Carta Aberta a um Pacense:

Meu amigo (!!)
 Lá te vi, naquele Domingo, no campo do Carvalhal! Grande dia hein?!... Lá estavas tu, no topo Sul, nervoso, roendo as unhas, com a alma em sobressalto, uma grande esperança no peito e uma não menor bandeira na mão. Sofrias - eu vi que sofrias!... Mas consola-te, porque eu também sofri… Só que, a mim, não me animava a esperança que te alumiava…, mas uma fé - uma fé chamada certeza - de que ainda não era desta que matavas o “carneiro”… E não foi!... Eu compreendo o teu desespero: vejo-te a deitar contas à vida e a ver o que hás-de hipotecar para contratares o Cruyjff e o Cubillas que acabem de vez com isto: sim, porque aquele Jesus e os seus apóstolos, ainda não é o almejado Messias que te há-de redimir de raiva de nunca teres ganho a meio dúzia de valentes moços, para quem o futebol não é coisa que lhes meta o pão na boca… Oh, se eles não tivessem de se levantar todos os dias às 7 e de dar ali no duro, para poderem sustentar a família…! Oh, se eles se limitassem a dar pontapés na bola…, bem treinados, bem comidos e… bem pagos…! Já te passou pela cabeça o que seria? Onde terias tu de ir recrutar jogadores para os venceres? Onde???!!... Diz-mo, pacense amigo, diz-me tu, que sabes discorrer, tu, que tens jardins floridos e relvados, tu, que tens monumentos e estátuas, tu, que tens Câmara Municipal e tudo… Diz-mo tu, que tens “snack-bares”, cafés sumptuosos para sumptuosas trocas de impressões, tu, que tens Palácio de Justiça!... Diz-mo! Ensina-me! Elucida-me, já que eu - pobre freamundense… - não tenho jardins, nem monumentos, nem estátuas, nem “snacks”, nem salões de chá, nem palácios de justiça e quase chego a duvidar que a Câmara também me pertença… Tu tens o dever de mo saberes dizer: quem tem Palácios de Justiça, tem obrigação de possuir um discorrer palaciano, pelo menos, de possuir fachada capaz de assombrar os outros, de os diminuir pela impotência, de os constranger ela majestade.

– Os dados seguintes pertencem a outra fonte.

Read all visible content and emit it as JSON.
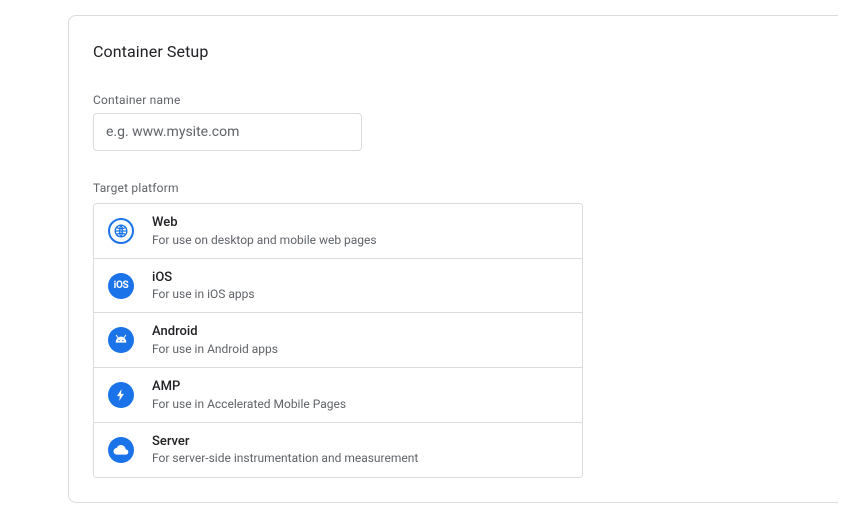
{
  "title": "Container Setup",
  "container_name": {
    "label": "Container name",
    "placeholder": "e.g. www.mysite.com",
    "value": ""
  },
  "target_platform": {
    "label": "Target platform",
    "options": [
      {
        "id": "web",
        "name": "Web",
        "desc": "For use on desktop and mobile web pages"
      },
      {
        "id": "ios",
        "name": "iOS",
        "desc": "For use in iOS apps"
      },
      {
        "id": "android",
        "name": "Android",
        "desc": "For use in Android apps"
      },
      {
        "id": "amp",
        "name": "AMP",
        "desc": "For use in Accelerated Mobile Pages"
      },
      {
        "id": "server",
        "name": "Server",
        "desc": "For server-side instrumentation and measurement"
      }
    ]
  }
}
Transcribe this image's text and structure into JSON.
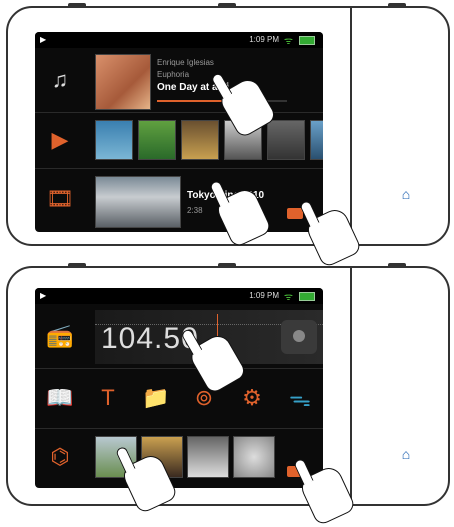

 Mas se não queres, se esse segredo for o teu grande trunfo, não mo digas… Não quero saber! Prefiro continuar na ignorância a ter de morder todo de inveja, por não possuir a tua astúcia, o teu perseverante querer, o teu poder financeiro, a tua teimosia, a tua arguta percepção destas coisas… Não mo digas, senão obrigas-me a ter de andar de porta em porta, suplicante e rasteiro, a implorar aos patrões dos meus rapazes que deixem ir aos treinos… Obrigas-me a ter de ir pedir ao banco a libertação do Ernesto às 4 horas… Tu sabes lá o que me custa ir pedir ao banco ao banco seja o que for: seja o Ernesto, seja um desconto, seja uma melhoria física, seja uma reforma a 90 dias… Lembra-te dos pobres dos accionistas, coitados, não queiras sentir na consciência o remorso de seres o causador da baixa das cotações… Não me obrigues a ter de prometer à rapaziada uma fatia de queijo suplementar por cada nova vitória, na sanduiche de marmelada que estão a auferir por domingo… Não mo digas, pois, pacense amigo! Não me faças quebrar o voto que fiz de só jogar com gente cá de casa… Não me obrigues a ter de ir a Lousada ou Vizela procurar reforços que te detenham… Não me obrigues a gastar gasolina, que está pela hora da morte… Sê patriota! Colabora com o Governo nos seus insistentes pedidos: poupa gasolina! Não mo digas; e se eu, depois, perder contigo…, paciência. Alguma teria de ser e uma vez não são vezes…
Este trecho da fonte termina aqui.